Simulation analysis of evolutionary response of fish populations to size-selective harvesting with the use of an individual-based model

Many studies have been devoted to analyze data and/or discuss theory addressing the potential evolutive impacts of anthropogenic exploitation in fish populations. However, not many conclusions about the nature of long term changes in fish populations have been derived from wild population observations. Simulation models can help to identify factors that play important roles in the evolution of fish through genetic change. The objective of this paper is to present an individual-based model with a genetic component using parameters common to fish population dynamics. Such a model could help us gain insight in the impact of selective fishing mortality on the characteristics of the progeny through genetic based changes. The model deviates from quantitative genetics on its handling of trait inheritance. It also establishes a link between large scale population dynamic processes such as recruitment and the contribution of individual fish to the spawning stock biomass (SSB) and the resulting distribution of trait inheritance.
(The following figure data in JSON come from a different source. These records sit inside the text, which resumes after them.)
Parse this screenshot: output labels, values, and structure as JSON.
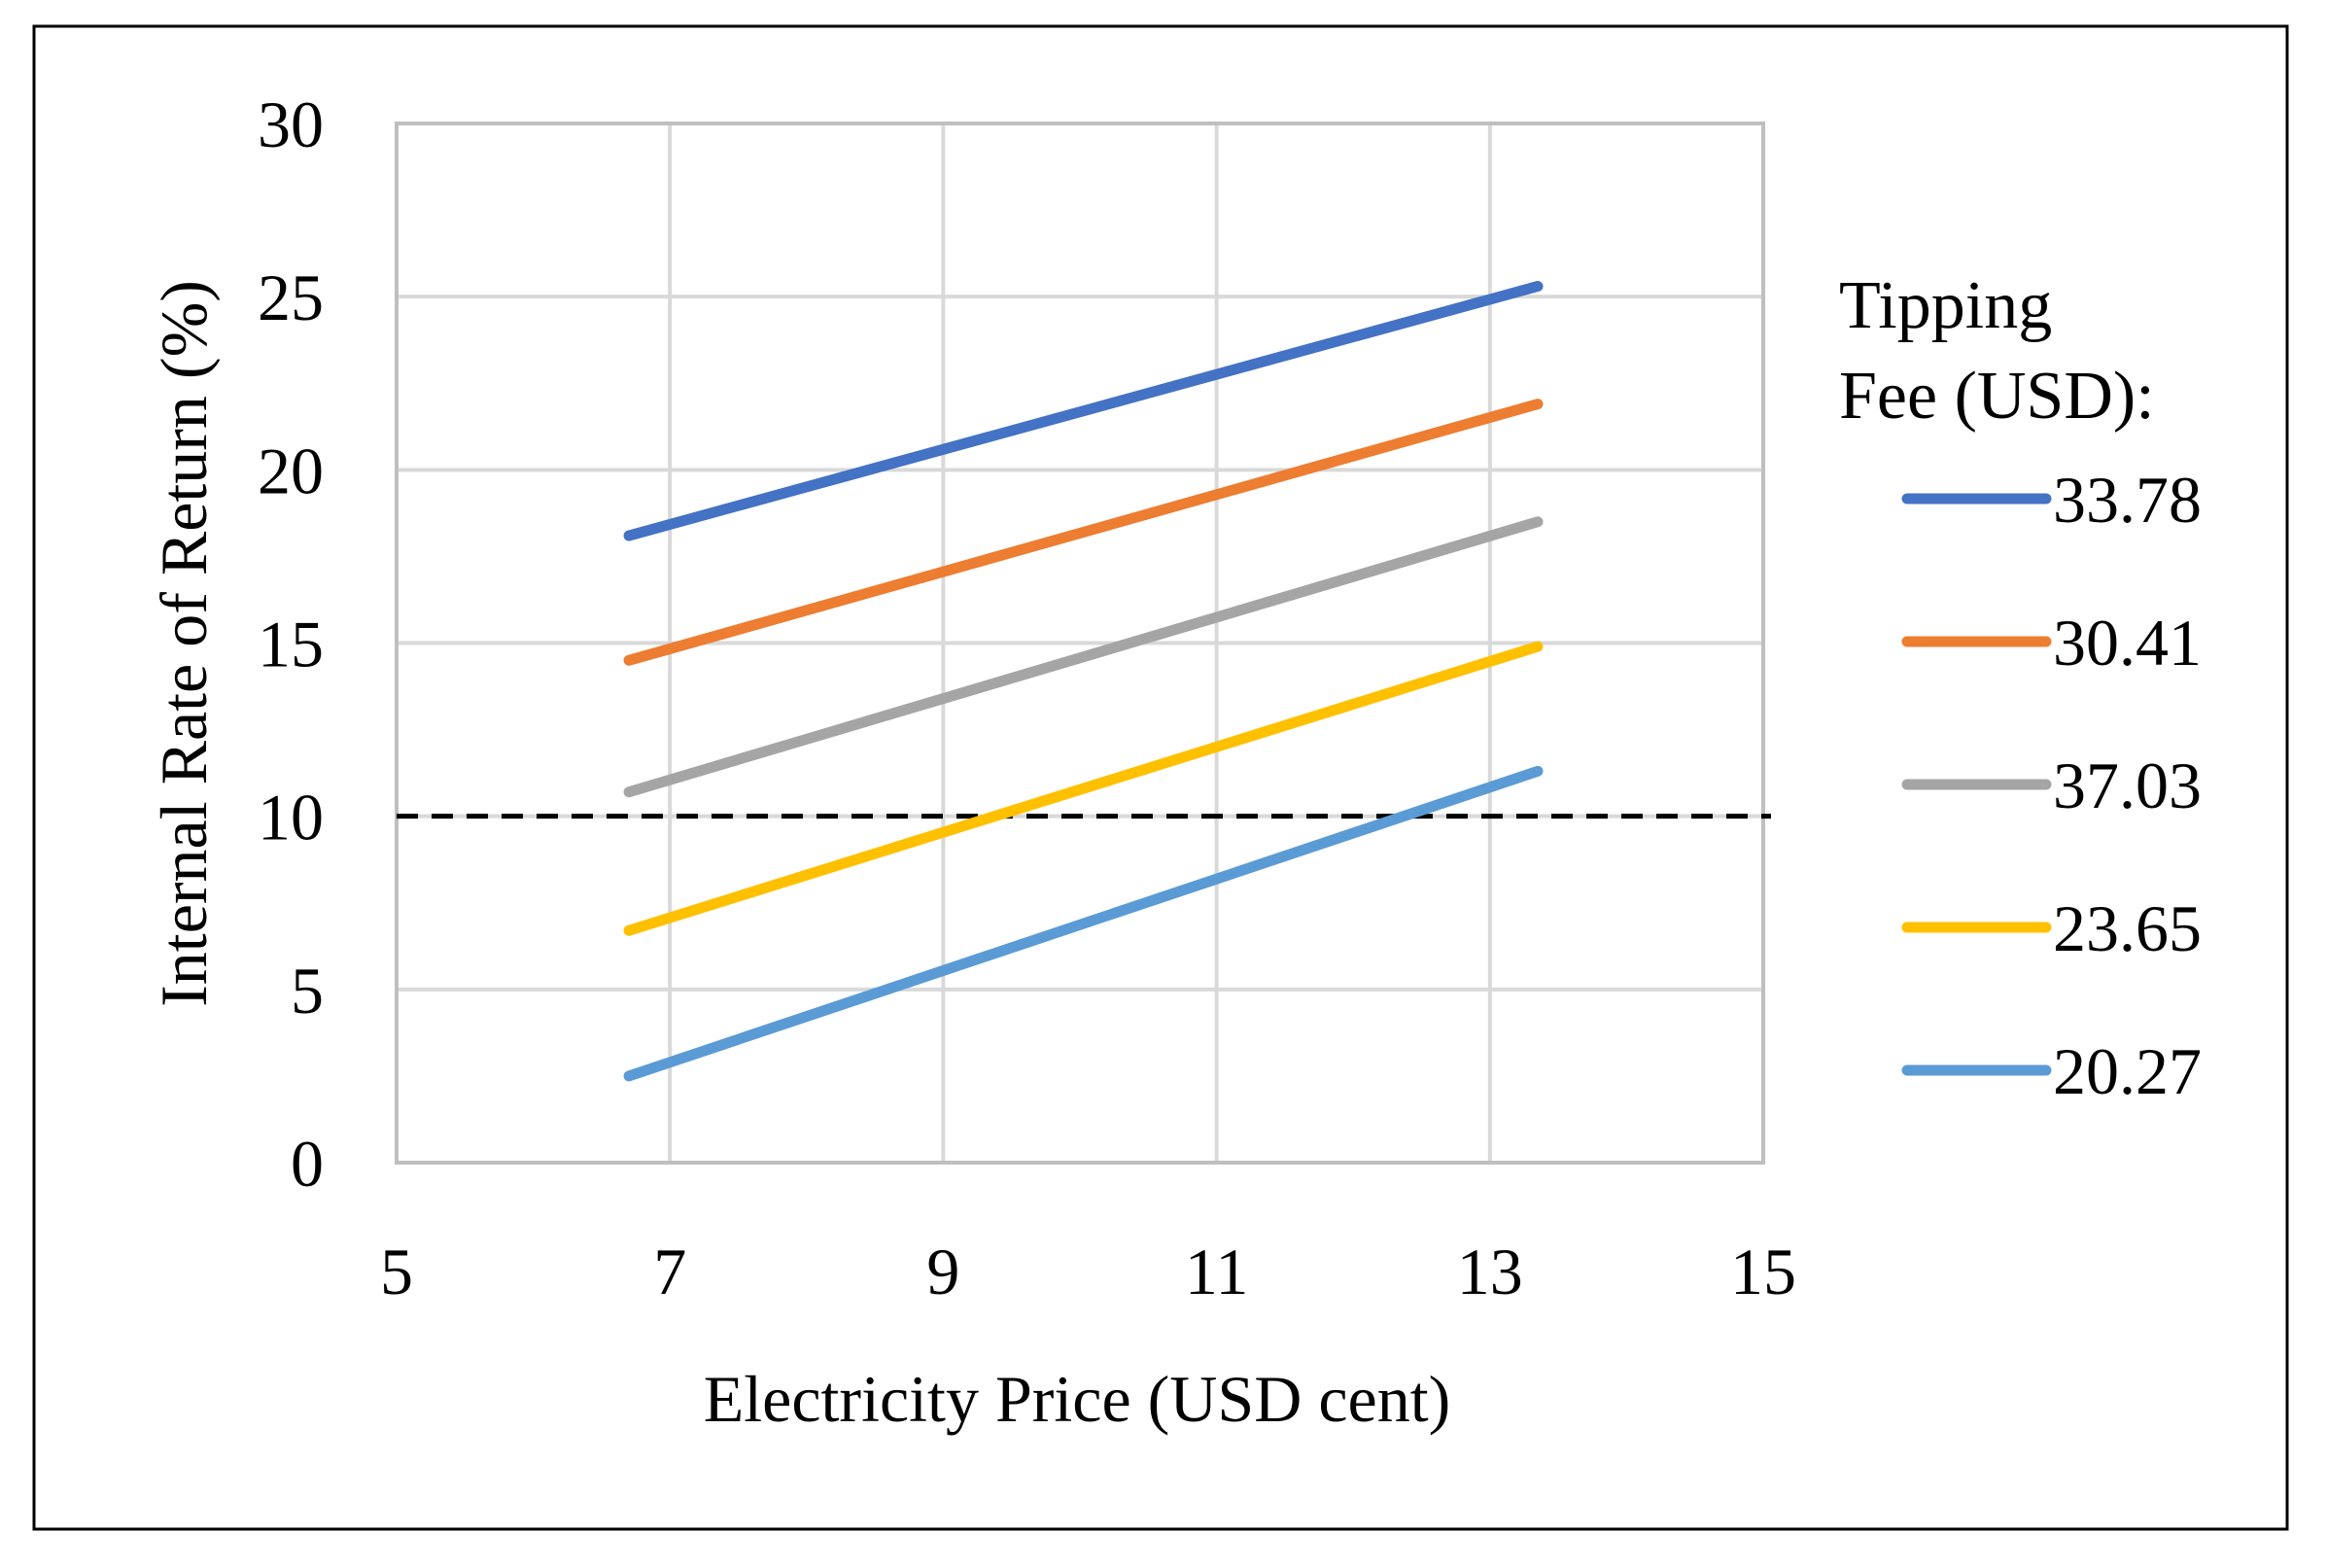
{
  "chart_data": {
    "type": "line",
    "title": "",
    "xlabel": "Electricity Price (USD cent)",
    "ylabel": "Internal Rate of Return (%)",
    "xlim": [
      5,
      15
    ],
    "ylim": [
      0,
      30
    ],
    "xticks": [
      5,
      7,
      9,
      11,
      13,
      15
    ],
    "yticks": [
      0,
      5,
      10,
      15,
      20,
      25,
      30
    ],
    "grid": true,
    "legend": {
      "title_lines": [
        "Tipping",
        "Fee (USD):"
      ],
      "placement": "right"
    },
    "x": [
      6.7,
      13.35
    ],
    "series": [
      {
        "name": "33.78",
        "values": [
          18.1,
          25.3
        ],
        "color": "#4472C4"
      },
      {
        "name": "30.41",
        "values": [
          14.5,
          21.9
        ],
        "color": "#ED7D31"
      },
      {
        "name": "37.03",
        "values": [
          10.7,
          18.5
        ],
        "color": "#A5A5A5"
      },
      {
        "name": "23.65",
        "values": [
          6.7,
          14.9
        ],
        "color": "#FFC000"
      },
      {
        "name": "20.27",
        "values": [
          2.5,
          11.3
        ],
        "color": "#5B9BD5"
      }
    ],
    "reference_line": {
      "y": 10,
      "style": "dashed",
      "color": "#000000"
    }
  }
}
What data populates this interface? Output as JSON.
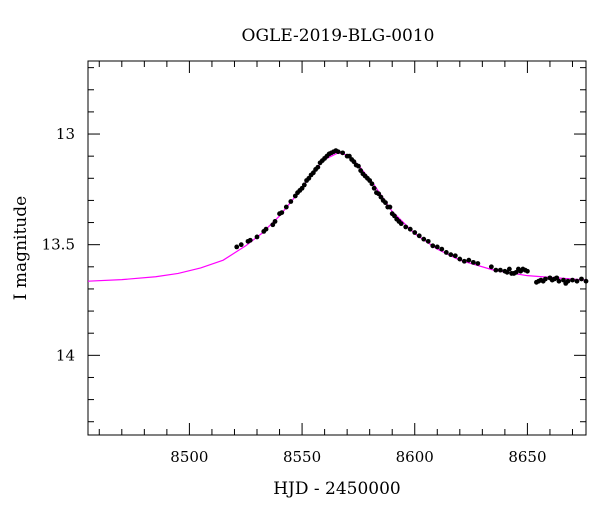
{
  "chart_data": {
    "type": "scatter",
    "title": "OGLE-2019-BLG-0010",
    "xlabel": "HJD - 2450000",
    "ylabel": "I magnitude",
    "xlim": [
      8455,
      8676
    ],
    "ylim": [
      14.36,
      12.67
    ],
    "y_inverted": true,
    "x_ticks_major": [
      8500,
      8550,
      8600,
      8650
    ],
    "x_ticks_major_labels": [
      "8500",
      "8550",
      "8600",
      "8650"
    ],
    "x_tick_minor_step": 10,
    "y_ticks_major": [
      13,
      13.5,
      14
    ],
    "y_ticks_major_labels": [
      "13",
      "13.5",
      "14"
    ],
    "y_tick_minor_step": 0.1,
    "grid": false,
    "legend": "none",
    "series": [
      {
        "type": "line",
        "color": "#ff00ff",
        "points": [
          [
            8455,
            13.665
          ],
          [
            8470,
            13.658
          ],
          [
            8485,
            13.645
          ],
          [
            8495,
            13.63
          ],
          [
            8505,
            13.605
          ],
          [
            8515,
            13.57
          ],
          [
            8525,
            13.505
          ],
          [
            8532,
            13.45
          ],
          [
            8540,
            13.37
          ],
          [
            8548,
            13.27
          ],
          [
            8555,
            13.17
          ],
          [
            8560,
            13.115
          ],
          [
            8566,
            13.085
          ],
          [
            8570,
            13.095
          ],
          [
            8575,
            13.14
          ],
          [
            8582,
            13.23
          ],
          [
            8590,
            13.35
          ],
          [
            8600,
            13.45
          ],
          [
            8610,
            13.52
          ],
          [
            8620,
            13.57
          ],
          [
            8635,
            13.615
          ],
          [
            8650,
            13.64
          ],
          [
            8676,
            13.66
          ]
        ]
      },
      {
        "type": "scatter",
        "color": "#000000",
        "points": [
          [
            8521,
            13.51
          ],
          [
            8523,
            13.5
          ],
          [
            8526,
            13.485
          ],
          [
            8527,
            13.48
          ],
          [
            8530,
            13.465
          ],
          [
            8533,
            13.44
          ],
          [
            8534,
            13.43
          ],
          [
            8537,
            13.41
          ],
          [
            8538,
            13.395
          ],
          [
            8540,
            13.36
          ],
          [
            8541,
            13.355
          ],
          [
            8543,
            13.33
          ],
          [
            8545,
            13.305
          ],
          [
            8547,
            13.28
          ],
          [
            8548,
            13.265
          ],
          [
            8549,
            13.255
          ],
          [
            8550,
            13.245
          ],
          [
            8551,
            13.23
          ],
          [
            8552,
            13.21
          ],
          [
            8553,
            13.2
          ],
          [
            8554,
            13.185
          ],
          [
            8555,
            13.175
          ],
          [
            8556,
            13.16
          ],
          [
            8557,
            13.15
          ],
          [
            8558,
            13.13
          ],
          [
            8559,
            13.12
          ],
          [
            8560,
            13.11
          ],
          [
            8561,
            13.1
          ],
          [
            8562,
            13.09
          ],
          [
            8563,
            13.085
          ],
          [
            8564,
            13.08
          ],
          [
            8565,
            13.075
          ],
          [
            8566,
            13.08
          ],
          [
            8568,
            13.085
          ],
          [
            8570,
            13.1
          ],
          [
            8571,
            13.1
          ],
          [
            8572,
            13.115
          ],
          [
            8573,
            13.125
          ],
          [
            8574,
            13.14
          ],
          [
            8575,
            13.145
          ],
          [
            8576,
            13.165
          ],
          [
            8577,
            13.18
          ],
          [
            8578,
            13.19
          ],
          [
            8579,
            13.2
          ],
          [
            8580,
            13.21
          ],
          [
            8581,
            13.225
          ],
          [
            8582,
            13.245
          ],
          [
            8583,
            13.265
          ],
          [
            8584,
            13.27
          ],
          [
            8585,
            13.285
          ],
          [
            8586,
            13.3
          ],
          [
            8587,
            13.31
          ],
          [
            8588,
            13.33
          ],
          [
            8589,
            13.33
          ],
          [
            8590,
            13.36
          ],
          [
            8591,
            13.37
          ],
          [
            8592,
            13.385
          ],
          [
            8593,
            13.395
          ],
          [
            8594,
            13.405
          ],
          [
            8596,
            13.42
          ],
          [
            8598,
            13.43
          ],
          [
            8600,
            13.445
          ],
          [
            8602,
            13.46
          ],
          [
            8604,
            13.475
          ],
          [
            8606,
            13.485
          ],
          [
            8608,
            13.505
          ],
          [
            8610,
            13.51
          ],
          [
            8612,
            13.52
          ],
          [
            8614,
            13.535
          ],
          [
            8616,
            13.545
          ],
          [
            8618,
            13.55
          ],
          [
            8620,
            13.565
          ],
          [
            8622,
            13.575
          ],
          [
            8624,
            13.57
          ],
          [
            8626,
            13.58
          ],
          [
            8628,
            13.585
          ],
          [
            8634,
            13.6
          ],
          [
            8636,
            13.615
          ],
          [
            8638,
            13.615
          ],
          [
            8640,
            13.62
          ],
          [
            8641,
            13.625
          ],
          [
            8642,
            13.61
          ],
          [
            8643,
            13.63
          ],
          [
            8644,
            13.63
          ],
          [
            8645,
            13.625
          ],
          [
            8646,
            13.61
          ],
          [
            8647,
            13.62
          ],
          [
            8648,
            13.61
          ],
          [
            8649,
            13.615
          ],
          [
            8650,
            13.62
          ],
          [
            8654,
            13.67
          ],
          [
            8655,
            13.665
          ],
          [
            8656,
            13.66
          ],
          [
            8657,
            13.665
          ],
          [
            8658,
            13.655
          ],
          [
            8660,
            13.65
          ],
          [
            8661,
            13.66
          ],
          [
            8662,
            13.655
          ],
          [
            8663,
            13.65
          ],
          [
            8664,
            13.665
          ],
          [
            8666,
            13.66
          ],
          [
            8667,
            13.675
          ],
          [
            8668,
            13.665
          ],
          [
            8670,
            13.66
          ],
          [
            8672,
            13.665
          ],
          [
            8674,
            13.655
          ],
          [
            8676,
            13.665
          ]
        ]
      }
    ]
  }
}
The model uses parameter values for cod (Gadus morhua) from the literature to simulate four exploitation scenarios. The results indicate that smaller length-at-maturity, slower growth to smaller sizes and higher fecundity would be advantageous traits for adult survival under exploitation. However, the magnitude of such evolutive trend was very small with deterministic recruitment. Moreover, the effect of the selective forces determining the successful traits to be passed to the offspring was weakened even further under stochastic recruitment.